Не подвергая сомнению тезис В.П.Шушарина о переселении бродников в венгерские районы, которое могло объясняться монгольской угрозой, выскажем предположение, что наличие в указанных районах "бродницких" топонимов может быть связано и с более ранним пребыванием в них бродников или тех этнических групп, которые позднее стали так именоваться. Таким образом, мы подходим к проблеме этнического происхождения карпато-днестровских бродников.

Этническое происхождение карпато-днестровских бродников (впрочем, как и их донских "тезок") издавна является вопросом спорным. В русской историографии ни у кого из исследователей не вызывает сомнение их, если не русское, то славянское происхождение. В румынской литературе со второй половины XIX в. распространено мнение о восточнороманском происхождении бродников. Особняком стоит мнение румынского историка В. Спинея, считающего бродников кочевым или полукочевым населением тюркского происхождения (Spinei 1994: 177-180; там же литература).

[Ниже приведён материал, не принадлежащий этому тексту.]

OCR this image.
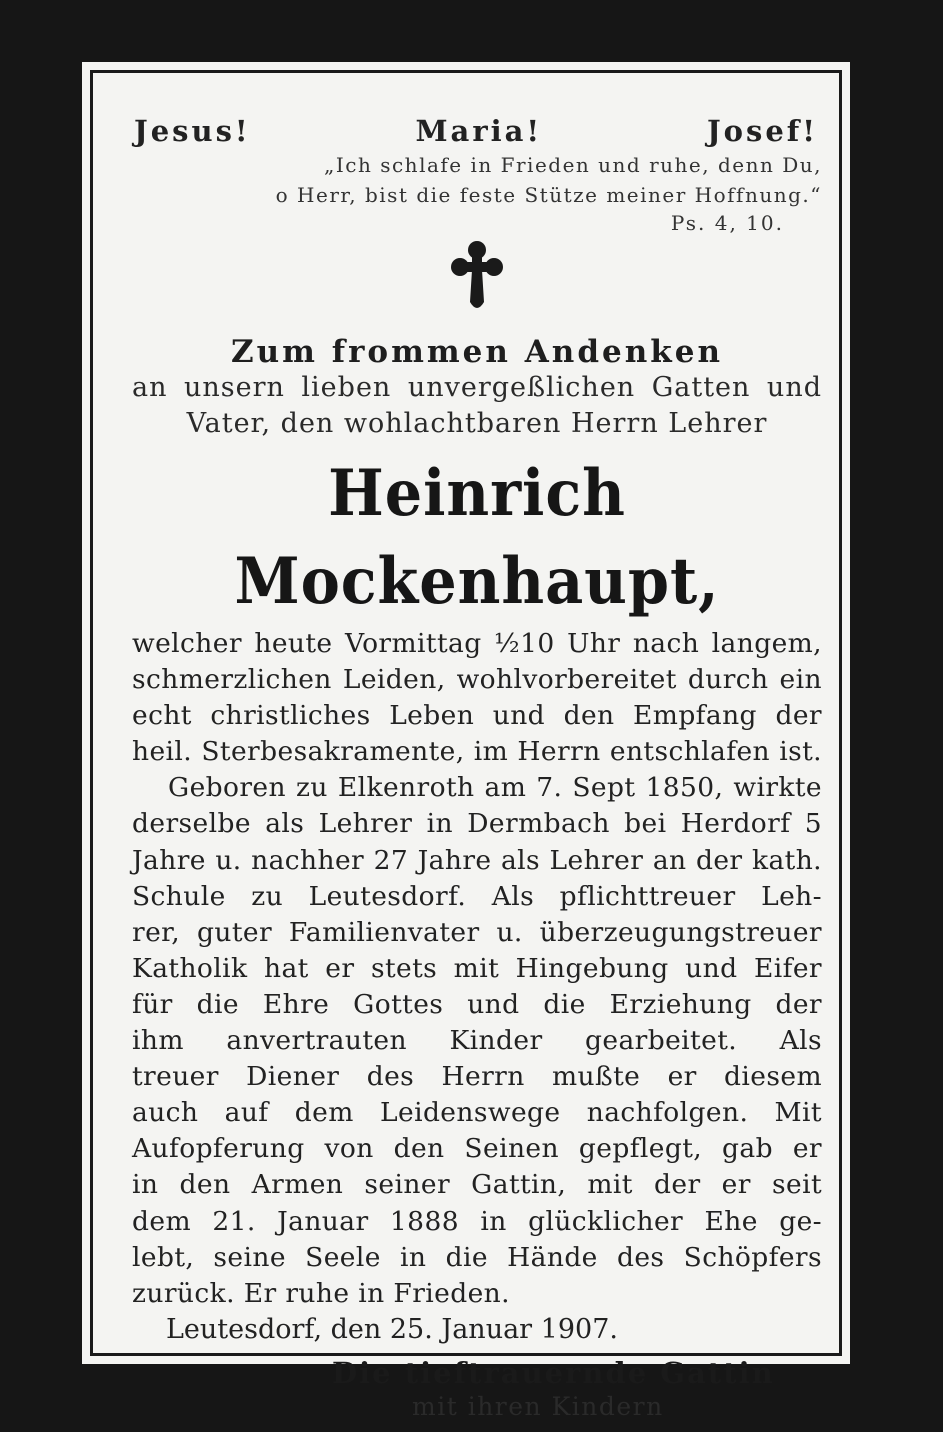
Jesus!	Maria!	Josef!
„Ich schlafe in Frieden und ruhe, denn Du,
o Herr, bist die feste Stütze meiner Hoffnung.“
Ps. 4, 10.
Zum frommen Andenken
an unsern lieben unvergeßlichen Gatten und
Vater, den wohlachtbaren Herrn Lehrer
Heinrich Mockenhaupt,

welcher heute Vormittag ½10 Uhr nach langem,

schmerzlichen Leiden, wohlvorbereitet durch ein

echt christliches Leben und den Empfang der

heil. Sterbesakramente, im Herrn entschlafen ist.

Geboren zu Elkenroth am 7. Sept 1850, wirkte

derselbe als Lehrer in Dermbach bei Herdorf 5

Jahre u. nachher 27 Jahre als Lehrer an der kath.

Schule zu Leutesdorf. Als pflichttreuer Leh-

rer, guter Familienvater u. überzeugungstreuer

Katholik hat er stets mit Hingebung und Eifer

für die Ehre Gottes und die Erziehung der

ihm anvertrauten Kinder gearbeitet. Als

treuer Diener des Herrn mußte er diesem

auch auf dem Leidenswege nachfolgen. Mit

Aufopferung von den Seinen gepflegt, gab er

in den Armen seiner Gattin, mit der er seit

dem 21. Januar 1888 in glücklicher Ehe ge-

lebt, seine Seele in die Hände des Schöpfers

zurück. Er ruhe in Frieden.

Leutesdorf, den 25. Januar 1907.
Die tieftrauernde Gattin
mit ihren Kindern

Восточнороманская версия этнического происхождения бродников не подтверждается убедительными аргументами, основанными на данных письменных источников (Шушарин 1978: 43). Тюркская версия В. Спинея также основана только на общеисторических соображениях. Славянская версия, в отличие от двух указанных, подкрепляется, как кажется, более основательными данными.

Во-первых, по мнению большинства русских исследователей, этимология слова "бродники" - достаточно прозрачна и связана со славянским словом "бродить". Отсюда и представление о полукочевом и военном характере этой группы населения в Карпато-Поднестровье, в то время как данные письменных источников такие представления вовсе не подтверждают.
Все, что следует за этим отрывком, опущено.